Leave computed fields to formulas. Values that should be changed by a person or automation, leave without a formula.
5. Set up views for roles
The same data can have several views. Finance often needs a datagrid, sales a kanban, management a chart and the team a calendar or timeline.
Start with these views:
- Datagrid for checking many columns at once.
- Kanban for status-based processes and drag-and-drop.
- Calendar or schedule for dates, capacities and meetings.
- Timeline for projects, roadmaps and dependencies.
- Chart for summary metrics.
- Detail with view subgrids for working in the context of a single record.

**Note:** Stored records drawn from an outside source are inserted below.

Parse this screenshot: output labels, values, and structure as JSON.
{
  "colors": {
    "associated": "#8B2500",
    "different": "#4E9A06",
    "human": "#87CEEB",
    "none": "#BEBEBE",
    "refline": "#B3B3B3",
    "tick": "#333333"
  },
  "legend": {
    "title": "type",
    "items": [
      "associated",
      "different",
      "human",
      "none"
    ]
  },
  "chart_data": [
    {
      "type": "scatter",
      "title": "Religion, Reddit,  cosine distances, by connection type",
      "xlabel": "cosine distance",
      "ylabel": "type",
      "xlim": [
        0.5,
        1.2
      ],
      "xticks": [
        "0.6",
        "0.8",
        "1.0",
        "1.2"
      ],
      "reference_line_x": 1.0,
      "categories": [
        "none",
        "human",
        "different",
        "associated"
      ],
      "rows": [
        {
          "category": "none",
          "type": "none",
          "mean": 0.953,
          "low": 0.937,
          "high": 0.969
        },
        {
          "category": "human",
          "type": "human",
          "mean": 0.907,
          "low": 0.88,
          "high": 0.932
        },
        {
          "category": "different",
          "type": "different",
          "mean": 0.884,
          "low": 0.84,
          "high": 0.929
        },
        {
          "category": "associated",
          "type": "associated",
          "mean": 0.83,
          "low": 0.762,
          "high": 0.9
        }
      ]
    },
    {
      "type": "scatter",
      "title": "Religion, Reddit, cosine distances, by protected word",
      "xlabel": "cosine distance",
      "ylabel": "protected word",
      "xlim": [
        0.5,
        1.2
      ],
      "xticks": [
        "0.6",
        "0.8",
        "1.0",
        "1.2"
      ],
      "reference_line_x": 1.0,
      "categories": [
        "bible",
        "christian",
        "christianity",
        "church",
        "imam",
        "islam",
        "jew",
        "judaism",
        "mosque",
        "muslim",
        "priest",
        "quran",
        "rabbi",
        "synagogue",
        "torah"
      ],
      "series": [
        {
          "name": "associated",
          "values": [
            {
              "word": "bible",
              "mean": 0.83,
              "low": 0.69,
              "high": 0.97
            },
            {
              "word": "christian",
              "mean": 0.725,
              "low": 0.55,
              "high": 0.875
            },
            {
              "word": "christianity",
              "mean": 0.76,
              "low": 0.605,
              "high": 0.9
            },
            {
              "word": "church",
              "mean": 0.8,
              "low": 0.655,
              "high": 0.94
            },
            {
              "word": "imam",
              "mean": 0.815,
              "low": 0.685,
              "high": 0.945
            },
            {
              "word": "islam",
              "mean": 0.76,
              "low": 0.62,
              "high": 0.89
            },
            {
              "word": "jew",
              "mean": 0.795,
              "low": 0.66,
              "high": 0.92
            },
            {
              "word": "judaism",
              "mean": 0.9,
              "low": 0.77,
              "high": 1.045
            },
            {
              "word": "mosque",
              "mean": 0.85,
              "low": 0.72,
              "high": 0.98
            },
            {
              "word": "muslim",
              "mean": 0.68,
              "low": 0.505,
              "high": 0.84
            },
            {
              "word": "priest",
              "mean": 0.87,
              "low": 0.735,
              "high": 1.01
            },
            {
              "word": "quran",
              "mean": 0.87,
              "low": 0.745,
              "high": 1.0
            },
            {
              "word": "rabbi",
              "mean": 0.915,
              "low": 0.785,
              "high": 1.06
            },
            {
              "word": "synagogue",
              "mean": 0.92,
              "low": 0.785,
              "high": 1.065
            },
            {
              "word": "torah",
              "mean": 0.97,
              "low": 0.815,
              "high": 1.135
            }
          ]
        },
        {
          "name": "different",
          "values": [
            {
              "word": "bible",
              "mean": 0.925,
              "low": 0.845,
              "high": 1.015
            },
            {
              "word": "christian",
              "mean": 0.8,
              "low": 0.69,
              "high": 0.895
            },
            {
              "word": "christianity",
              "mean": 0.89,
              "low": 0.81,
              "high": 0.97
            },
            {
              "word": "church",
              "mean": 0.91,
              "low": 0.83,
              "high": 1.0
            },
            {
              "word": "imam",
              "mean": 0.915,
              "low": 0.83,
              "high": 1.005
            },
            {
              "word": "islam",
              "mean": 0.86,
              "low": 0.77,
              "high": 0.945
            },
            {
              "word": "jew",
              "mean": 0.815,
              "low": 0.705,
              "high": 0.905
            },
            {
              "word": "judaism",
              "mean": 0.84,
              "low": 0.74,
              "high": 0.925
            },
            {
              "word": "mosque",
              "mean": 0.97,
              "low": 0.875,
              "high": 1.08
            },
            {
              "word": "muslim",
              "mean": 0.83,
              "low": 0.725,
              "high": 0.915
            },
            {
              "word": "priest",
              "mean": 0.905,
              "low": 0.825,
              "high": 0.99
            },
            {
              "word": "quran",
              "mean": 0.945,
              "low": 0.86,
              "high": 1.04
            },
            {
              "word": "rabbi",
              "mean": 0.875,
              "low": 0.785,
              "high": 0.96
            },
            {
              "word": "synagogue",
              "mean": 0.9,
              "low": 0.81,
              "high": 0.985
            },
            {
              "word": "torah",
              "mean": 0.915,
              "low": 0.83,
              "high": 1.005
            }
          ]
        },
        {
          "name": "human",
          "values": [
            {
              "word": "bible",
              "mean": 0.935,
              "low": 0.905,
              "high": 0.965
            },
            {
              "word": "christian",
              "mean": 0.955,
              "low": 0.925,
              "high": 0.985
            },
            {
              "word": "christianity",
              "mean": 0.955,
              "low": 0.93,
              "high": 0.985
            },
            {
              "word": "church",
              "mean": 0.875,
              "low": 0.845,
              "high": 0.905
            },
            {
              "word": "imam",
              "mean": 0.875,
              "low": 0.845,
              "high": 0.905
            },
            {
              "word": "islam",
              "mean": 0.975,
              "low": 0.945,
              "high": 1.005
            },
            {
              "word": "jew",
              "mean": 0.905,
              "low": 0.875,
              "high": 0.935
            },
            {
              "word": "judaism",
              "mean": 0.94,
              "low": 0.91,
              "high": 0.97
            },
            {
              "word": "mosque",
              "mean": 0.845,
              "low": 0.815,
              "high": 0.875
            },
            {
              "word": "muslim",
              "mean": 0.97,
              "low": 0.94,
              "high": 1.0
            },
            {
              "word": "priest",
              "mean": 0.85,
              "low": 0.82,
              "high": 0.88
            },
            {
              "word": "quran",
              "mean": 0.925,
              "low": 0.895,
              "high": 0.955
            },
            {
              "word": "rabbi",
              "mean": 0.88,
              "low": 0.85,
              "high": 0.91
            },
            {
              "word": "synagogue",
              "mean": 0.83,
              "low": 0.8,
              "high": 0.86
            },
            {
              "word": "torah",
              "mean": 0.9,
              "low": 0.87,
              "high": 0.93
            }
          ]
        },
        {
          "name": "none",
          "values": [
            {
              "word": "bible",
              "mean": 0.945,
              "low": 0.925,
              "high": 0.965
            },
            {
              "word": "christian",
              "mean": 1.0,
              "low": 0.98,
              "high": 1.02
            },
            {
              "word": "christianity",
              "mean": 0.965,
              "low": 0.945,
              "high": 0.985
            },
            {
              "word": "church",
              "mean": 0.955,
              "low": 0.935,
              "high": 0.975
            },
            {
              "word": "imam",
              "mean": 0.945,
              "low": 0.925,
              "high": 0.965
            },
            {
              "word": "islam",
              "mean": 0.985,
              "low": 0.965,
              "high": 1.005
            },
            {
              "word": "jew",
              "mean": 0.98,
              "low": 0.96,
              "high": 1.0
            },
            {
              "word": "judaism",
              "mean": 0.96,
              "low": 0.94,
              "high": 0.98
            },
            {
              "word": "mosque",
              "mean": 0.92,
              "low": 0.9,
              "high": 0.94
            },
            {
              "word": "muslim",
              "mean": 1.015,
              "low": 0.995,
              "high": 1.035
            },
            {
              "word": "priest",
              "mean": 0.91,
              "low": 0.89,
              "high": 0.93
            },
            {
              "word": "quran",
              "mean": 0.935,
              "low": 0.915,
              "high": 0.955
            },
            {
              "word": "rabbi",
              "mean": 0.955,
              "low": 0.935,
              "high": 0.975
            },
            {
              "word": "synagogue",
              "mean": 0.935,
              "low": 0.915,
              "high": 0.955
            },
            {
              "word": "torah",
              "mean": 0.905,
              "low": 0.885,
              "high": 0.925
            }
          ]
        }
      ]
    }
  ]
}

For each view, write down who it serves and what decision it should speed up. A view nobody uses for actual work should eventually be removed or merged.
6. Configure permissions and archiving
Permissions in Apexloop can be controlled down to column level. Enable them for sensitive values like prices, margins, personal data, internal notes or approval fields. A person column can hold one person, multiple people or groups.
An archived boolean is useful for records that should remain accessible but should no longer change. When archiving is enabled, other columns can be set to read-only.
7. Add pages, forms and communication
Use document pages for content that is longer than a grid cell: specifications, meeting notes, guides, templates, newsletters or internal hubs. A page can contain text, a database component with multiple views, a dashboard, media, QR codes, buttons and shortcuts to other pages or records.
Use forms for data collection. They can be internal, public or anonymous, and they create new rows in databases. The email page can manage messages without threads, map them to databases and save attachments to file columns. Keep chat with the pages and records where the conversation belongs to the work.
8. Automate repetitive steps
An automation always has one trigger: a manual button, a schedule, a webhook, a received message or a record change. Subsequent nodes can create or update records, look up data, iterate over lists, evaluate conditions, send messages and call HTTP or webhook integrations.
Good first candidates for automation:
- After a form is submitted, create a contact and assign a responsible person.
- A button on an invoice creates a PDF from a document template.
- When status changes, send an email or internal notification.
- On a schedule, find overdue records and alert the team.
9. Verify the first workflow
Before expanding the workspace, walk through one complete scenario from input to output:
- Create a new record manually or via form.
- Fill in relations and attachments.
- Check that formulas have computed values.
- Open the record in the views the team will use.
- Trigger the button or automation.
- Print the PDF, send the email or review the report.
When the scenario works, add more databases, views and automations incrementally. The best workspace grows from real work, not from a large model designed upfront.